Hi all,
Theoretical set-up - looking for advice on feasibility and/or potential
problems [indeed, if this is workable!]
Remote Office:
6 users
Currently running bog-standard W2K Server
Outlook clients connecting directly to individual POP3 mailboxes at ISP - NO
internal mail whatsoever
Broadband connection via Broadband Router on LAN - 512k ADSL
Head Office:
W2K Server
Exchange2K Server
Cisco 1700 Router
Cisco PIX 515E Firewall
Mailsweeper
Websweeper
McAffee EPolicy Orchestrator
McAffee Virusscan
Broadband is 2Mb SDSL
Customer is looking to have the Remote Office link with the Head Office in
the following way:
1] ALL email either incoming or outgoing to go via Head Office - they [at
present] are looking for all internal mail within the Remote Office to also
pass via Head Office, but I'm dubious as to whether this is the most
efficient method of achieving things for them
2] 'Constant' VPN access during working hours to allow file/document sharing
between sites
We've [thus far] told the customer that they've got the following basic
options:
1] Set-up the constant VPN connection between the offices either
server-server or router-router and configure all the Outlook clients at the
Remote Office as offline clients of the Head Office Exchange Server -
downside is that all the internal mails are sent to the Head Office then
back to the Remote Office which is pretty bandwidth inefficient.

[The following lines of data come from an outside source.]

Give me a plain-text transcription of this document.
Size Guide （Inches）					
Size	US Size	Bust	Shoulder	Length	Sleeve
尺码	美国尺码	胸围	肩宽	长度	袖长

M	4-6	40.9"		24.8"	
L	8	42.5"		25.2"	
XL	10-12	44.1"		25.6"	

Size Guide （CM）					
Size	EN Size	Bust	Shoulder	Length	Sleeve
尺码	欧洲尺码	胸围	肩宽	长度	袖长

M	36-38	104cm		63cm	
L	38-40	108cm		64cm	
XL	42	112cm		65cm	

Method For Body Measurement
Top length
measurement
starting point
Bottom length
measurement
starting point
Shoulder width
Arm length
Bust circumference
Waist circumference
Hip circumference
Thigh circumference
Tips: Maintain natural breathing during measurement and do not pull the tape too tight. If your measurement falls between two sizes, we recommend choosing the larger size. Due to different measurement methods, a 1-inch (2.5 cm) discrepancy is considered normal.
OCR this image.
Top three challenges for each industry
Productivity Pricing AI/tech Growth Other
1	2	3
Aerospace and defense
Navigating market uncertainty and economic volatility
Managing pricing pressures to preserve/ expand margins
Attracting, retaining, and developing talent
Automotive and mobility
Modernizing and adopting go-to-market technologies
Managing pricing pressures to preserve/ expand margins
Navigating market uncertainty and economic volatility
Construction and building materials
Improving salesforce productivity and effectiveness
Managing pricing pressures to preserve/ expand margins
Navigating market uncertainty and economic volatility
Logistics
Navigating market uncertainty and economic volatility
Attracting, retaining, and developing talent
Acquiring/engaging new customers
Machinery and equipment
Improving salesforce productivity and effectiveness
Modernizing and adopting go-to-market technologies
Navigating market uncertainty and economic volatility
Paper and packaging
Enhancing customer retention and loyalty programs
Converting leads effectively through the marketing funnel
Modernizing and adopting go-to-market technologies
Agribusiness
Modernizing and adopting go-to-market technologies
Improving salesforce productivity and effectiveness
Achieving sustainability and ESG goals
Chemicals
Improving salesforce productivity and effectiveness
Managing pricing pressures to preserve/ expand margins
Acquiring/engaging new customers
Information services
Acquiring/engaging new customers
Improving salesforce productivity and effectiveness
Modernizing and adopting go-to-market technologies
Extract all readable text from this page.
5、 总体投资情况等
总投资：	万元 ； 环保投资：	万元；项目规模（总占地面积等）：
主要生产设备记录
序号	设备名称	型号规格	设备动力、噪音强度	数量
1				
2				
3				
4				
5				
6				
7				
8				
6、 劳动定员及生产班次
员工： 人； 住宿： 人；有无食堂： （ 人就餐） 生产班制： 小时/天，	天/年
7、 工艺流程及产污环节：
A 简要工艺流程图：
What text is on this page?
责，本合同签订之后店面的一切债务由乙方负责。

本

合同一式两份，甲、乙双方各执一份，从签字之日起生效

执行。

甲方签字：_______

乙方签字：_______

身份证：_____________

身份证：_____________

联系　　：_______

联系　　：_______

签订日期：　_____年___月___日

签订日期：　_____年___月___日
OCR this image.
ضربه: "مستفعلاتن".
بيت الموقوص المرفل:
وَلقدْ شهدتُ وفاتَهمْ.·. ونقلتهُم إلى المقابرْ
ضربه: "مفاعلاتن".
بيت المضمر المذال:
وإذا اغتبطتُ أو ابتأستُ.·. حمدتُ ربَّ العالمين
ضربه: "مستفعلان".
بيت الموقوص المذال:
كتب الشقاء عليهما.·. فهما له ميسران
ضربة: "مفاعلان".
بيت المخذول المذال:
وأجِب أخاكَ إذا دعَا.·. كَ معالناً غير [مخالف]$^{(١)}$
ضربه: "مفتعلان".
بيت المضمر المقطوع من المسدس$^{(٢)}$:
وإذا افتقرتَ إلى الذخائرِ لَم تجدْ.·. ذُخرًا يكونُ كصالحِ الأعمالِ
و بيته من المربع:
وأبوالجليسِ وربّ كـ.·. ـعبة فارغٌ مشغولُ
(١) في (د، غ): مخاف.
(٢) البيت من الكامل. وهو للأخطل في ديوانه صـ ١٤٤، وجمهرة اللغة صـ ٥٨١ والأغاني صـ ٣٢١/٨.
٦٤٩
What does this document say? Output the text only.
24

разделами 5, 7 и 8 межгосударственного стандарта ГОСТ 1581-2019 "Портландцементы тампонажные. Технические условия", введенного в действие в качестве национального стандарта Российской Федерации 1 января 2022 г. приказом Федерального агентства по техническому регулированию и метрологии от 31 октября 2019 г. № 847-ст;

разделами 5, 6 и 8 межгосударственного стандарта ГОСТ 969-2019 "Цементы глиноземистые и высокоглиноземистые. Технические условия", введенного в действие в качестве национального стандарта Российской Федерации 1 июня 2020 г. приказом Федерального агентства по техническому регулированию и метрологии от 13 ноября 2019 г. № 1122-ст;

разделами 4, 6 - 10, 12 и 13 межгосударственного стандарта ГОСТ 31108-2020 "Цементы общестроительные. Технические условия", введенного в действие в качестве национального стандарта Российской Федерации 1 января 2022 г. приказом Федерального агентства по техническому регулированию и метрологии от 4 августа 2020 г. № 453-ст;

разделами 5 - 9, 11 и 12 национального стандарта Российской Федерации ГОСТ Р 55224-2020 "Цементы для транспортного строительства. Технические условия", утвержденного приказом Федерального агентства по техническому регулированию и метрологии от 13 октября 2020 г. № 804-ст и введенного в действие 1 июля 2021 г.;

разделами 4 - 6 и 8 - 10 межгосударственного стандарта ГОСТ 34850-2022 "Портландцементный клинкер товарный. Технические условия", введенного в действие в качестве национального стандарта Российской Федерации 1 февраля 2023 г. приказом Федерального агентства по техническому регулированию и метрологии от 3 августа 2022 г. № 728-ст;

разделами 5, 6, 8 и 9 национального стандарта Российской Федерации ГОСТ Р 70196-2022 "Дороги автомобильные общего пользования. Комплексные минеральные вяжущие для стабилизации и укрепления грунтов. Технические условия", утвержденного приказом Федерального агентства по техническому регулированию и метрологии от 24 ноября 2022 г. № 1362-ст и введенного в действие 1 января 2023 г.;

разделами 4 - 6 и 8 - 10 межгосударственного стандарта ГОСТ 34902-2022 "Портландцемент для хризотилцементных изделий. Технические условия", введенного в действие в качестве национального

2] Go SBS at the Remote Office - this will provide firewalling at the Remote
Office [at present its just the NAT on the Router!], internal mail at the
Remote Office stays within the Remote Office while external email can be
forwarded to a Smart Host of the client's Head Office Exchange Server and
incoming mail can be downloaded from the Head Office Exchange Server via
POP3 [or SMTP?]
Reasoning for SBS:
1] If the VPN link to Head Office goes down, the client in the Remote Office
still has internal mail and we could [if the outage were a long one]
configure them to send outgoing emails directly out via DNS. They'd get ISA
to protect their network [and adding a 2nd NIC] in order to provide FAR more
security than relying on the existing router's NAT. Basically to provide a
degree of fault-tolerance in addition to ease of remote administration and
increased security.
Reasoning for non-SBS [more from customer's perspective than ours]:
1] Cheaper - perhaps slightly tighter integration with their Head Office
existing set-up
Notes:
1] Client does NOT wish to go W2K3 at this stage - therefore it would need
to be SBS2K if we went down that route
Anyone got any pointers/advice/potential pitfalls?